"Carrier-drug" layer-by-layer hybrid assembly of biocompatible polydopamine nanoparticles to amplify photo-chemotherapy

Polydopamine (PDA) is capable of wide drug delivery for biomedical applications by virtue of an adjustable polymerization process, including surface coating and conjugation. Inspired by the polymerization of dopamine, we introduce a layer-by-layer hybrid co-assembly strategy for the incorporation of doxorubicin (DOX) and dopamine to form PDA "carrier-drug" hybrid assembly.
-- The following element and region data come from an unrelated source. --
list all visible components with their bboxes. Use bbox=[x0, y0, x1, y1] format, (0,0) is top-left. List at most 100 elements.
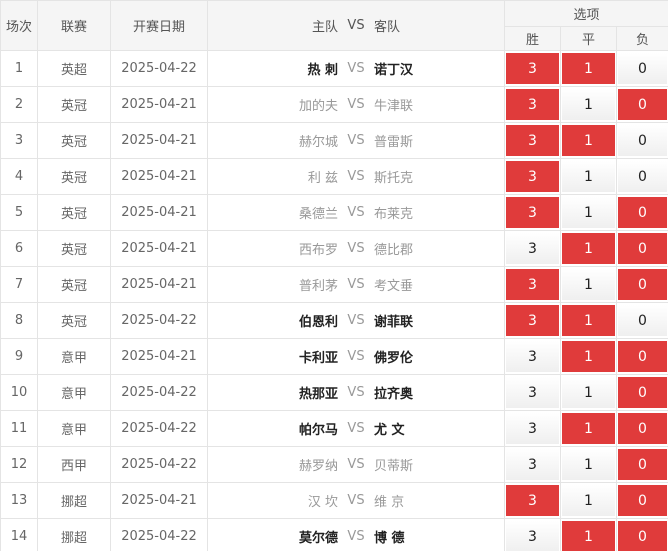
lose-option-button[interactable]: 0 bbox=[618, 521, 668, 551]
draw-option-button[interactable]: 1 bbox=[562, 53, 615, 84]
lose-cell: 0 bbox=[615, 122, 668, 159]
league-name: 英冠 bbox=[37, 158, 111, 195]
match-teams: 卡利亚 VS 佛罗伦 bbox=[207, 338, 505, 375]
home-team: 伯恩利 bbox=[298, 315, 338, 330]
draw-option-button[interactable]: 1 bbox=[562, 197, 615, 228]
draw-option-button[interactable]: 1 bbox=[562, 305, 615, 336]
win-option-button[interactable]: 3 bbox=[506, 485, 559, 516]
lose-option-button[interactable]: 0 bbox=[618, 89, 668, 120]
lose-option-button[interactable]: 0 bbox=[618, 377, 668, 408]
table-row: 3 英冠 2025-04-21 赫尔城 VS 普雷斯 3 1 0 bbox=[0, 122, 668, 159]
win-cell: 3 bbox=[504, 518, 561, 551]
home-team: 卡利亚 bbox=[298, 351, 338, 366]
lose-cell: 0 bbox=[615, 50, 668, 87]
home-team: 西布罗 bbox=[298, 243, 338, 258]
table-row: 8 英冠 2025-04-22 伯恩利 VS 谢菲联 3 1 0 bbox=[0, 302, 668, 339]
away-team: 斯托克 bbox=[374, 171, 414, 186]
lose-cell: 0 bbox=[615, 446, 668, 483]
draw-option-button[interactable]: 1 bbox=[562, 89, 615, 120]
away-team: 诺丁汉 bbox=[374, 63, 414, 78]
win-option-button[interactable]: 3 bbox=[506, 197, 559, 228]
win-option-button[interactable]: 3 bbox=[506, 233, 559, 264]
lose-option-button[interactable]: 0 bbox=[618, 233, 668, 264]
draw-option-button[interactable]: 1 bbox=[562, 161, 615, 192]
vs-label: VS bbox=[347, 97, 365, 112]
win-option-button[interactable]: 3 bbox=[506, 341, 559, 372]
draw-cell: 1 bbox=[560, 518, 617, 551]
win-option-button[interactable]: 3 bbox=[506, 125, 559, 156]
draw-cell: 1 bbox=[560, 86, 617, 123]
round-number: 6 bbox=[0, 230, 38, 267]
draw-cell: 1 bbox=[560, 446, 617, 483]
lose-option-button[interactable]: 0 bbox=[618, 341, 668, 372]
win-option-button[interactable]: 3 bbox=[506, 305, 559, 336]
match-date: 2025-04-21 bbox=[110, 482, 208, 519]
win-option-button[interactable]: 3 bbox=[506, 53, 559, 84]
win-cell: 3 bbox=[504, 50, 561, 87]
round-number: 11 bbox=[0, 410, 38, 447]
away-team: 布莱克 bbox=[374, 207, 414, 222]
draw-option-button[interactable]: 1 bbox=[562, 269, 615, 300]
lose-option-button[interactable]: 0 bbox=[618, 305, 668, 336]
match-date: 2025-04-21 bbox=[110, 86, 208, 123]
win-option-button[interactable]: 3 bbox=[506, 89, 559, 120]
lose-option-button[interactable]: 0 bbox=[618, 161, 668, 192]
round-number: 4 bbox=[0, 158, 38, 195]
league-name: 英冠 bbox=[37, 194, 111, 231]
table-row: 4 英冠 2025-04-21 利 兹 VS 斯托克 3 1 0 bbox=[0, 158, 668, 195]
match-teams: 汉 坎 VS 维 京 bbox=[207, 482, 505, 519]
away-team: 牛津联 bbox=[374, 99, 414, 114]
lose-option-button[interactable]: 0 bbox=[618, 485, 668, 516]
table-row: 12 西甲 2025-04-22 赫罗纳 VS 贝蒂斯 3 1 0 bbox=[0, 446, 668, 483]
draw-option-button[interactable]: 1 bbox=[562, 521, 615, 551]
draw-option-button[interactable]: 1 bbox=[562, 377, 615, 408]
round-number: 7 bbox=[0, 266, 38, 303]
draw-option-button[interactable]: 1 bbox=[562, 125, 615, 156]
draw-option-button[interactable]: 1 bbox=[562, 449, 615, 480]
win-cell: 3 bbox=[504, 122, 561, 159]
win-option-button[interactable]: 3 bbox=[506, 413, 559, 444]
league-name: 意甲 bbox=[37, 374, 111, 411]
draw-option-button[interactable]: 1 bbox=[562, 341, 615, 372]
win-cell: 3 bbox=[504, 410, 561, 447]
table-row: 1 英超 2025-04-22 热 刺 VS 诺丁汉 3 1 0 bbox=[0, 50, 668, 87]
win-option-button[interactable]: 3 bbox=[506, 269, 559, 300]
draw-option-button[interactable]: 1 bbox=[562, 413, 615, 444]
league-name: 英冠 bbox=[37, 230, 111, 267]
header-vs: VS bbox=[347, 18, 365, 33]
win-cell: 3 bbox=[504, 230, 561, 267]
lose-option-button[interactable]: 0 bbox=[618, 197, 668, 228]
draw-cell: 1 bbox=[560, 266, 617, 303]
win-option-button[interactable]: 3 bbox=[506, 521, 559, 551]
lose-option-button[interactable]: 0 bbox=[618, 413, 668, 444]
home-team: 赫罗纳 bbox=[298, 459, 338, 474]
match-teams: 莫尔德 VS 博 德 bbox=[207, 518, 505, 551]
lose-option-button[interactable]: 0 bbox=[618, 53, 668, 84]
vs-label: VS bbox=[347, 313, 365, 328]
lose-cell: 0 bbox=[615, 194, 668, 231]
table-row: 6 英冠 2025-04-21 西布罗 VS 德比郡 3 1 0 bbox=[0, 230, 668, 267]
lose-option-button[interactable]: 0 bbox=[618, 269, 668, 300]
lose-option-button[interactable]: 0 bbox=[618, 449, 668, 480]
draw-option-button[interactable]: 1 bbox=[562, 233, 615, 264]
home-team: 利 兹 bbox=[307, 171, 338, 186]
lose-option-button[interactable]: 0 bbox=[618, 125, 668, 156]
vs-label: VS bbox=[347, 385, 365, 400]
league-name: 挪超 bbox=[37, 482, 111, 519]
win-option-button[interactable]: 3 bbox=[506, 377, 559, 408]
round-number: 9 bbox=[0, 338, 38, 375]
table-row: 2 英冠 2025-04-21 加的夫 VS 牛津联 3 1 0 bbox=[0, 86, 668, 123]
round-number: 2 bbox=[0, 86, 38, 123]
away-team: 谢菲联 bbox=[374, 315, 414, 330]
table-row: 13 挪超 2025-04-21 汉 坎 VS 维 京 3 1 0 bbox=[0, 482, 668, 519]
win-option-button[interactable]: 3 bbox=[506, 449, 559, 480]
match-date: 2025-04-21 bbox=[110, 122, 208, 159]
away-team: 博 德 bbox=[374, 531, 405, 546]
draw-option-button[interactable]: 1 bbox=[562, 485, 615, 516]
league-name: 英冠 bbox=[37, 266, 111, 303]
draw-cell: 1 bbox=[560, 194, 617, 231]
vs-label: VS bbox=[347, 493, 365, 508]
win-cell: 3 bbox=[504, 194, 561, 231]
win-option-button[interactable]: 3 bbox=[506, 161, 559, 192]
match-teams: 伯恩利 VS 谢菲联 bbox=[207, 302, 505, 339]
The "carrier-drug" hybrid assembly relies on the pi-pi- stacking interaction between the drug (DOX) and carrier (PDA), and such the stacked-layer structure enables PDA nanoparticles with a superior drug loading of 58%, which is about 1.7-fold higher than that of the DOX surface coating (similar to 35%). To further improve blood circulation stability and enhance tumor penetration, we herein propose the conjugation of native apolipoprotein A-I (apoA-I) with tumor-homing cyclic peptide iRGD for PDA surface modification. The "carrier-drug" hybrid assembly can respond to triple stimuli of the acidic pH, concentrated reactive oxygen species (ROS), and near-infrared (NIR) light irradiation for realizing site-specific and on-demand drug release. In chemo-photothermal synergy therapy, the "carrier-drug" hybrid assembly performs efficient tumor penetration and accumulation, dramatically suppressing tumor growth and metastasis in a 4T1 orthotopic tumor-bearing mice model at a safe level. Collectively, our findings share new insights into the design of "carrier-drug" hybrid assembly for enhanced chemo-photothermal oncotherapy.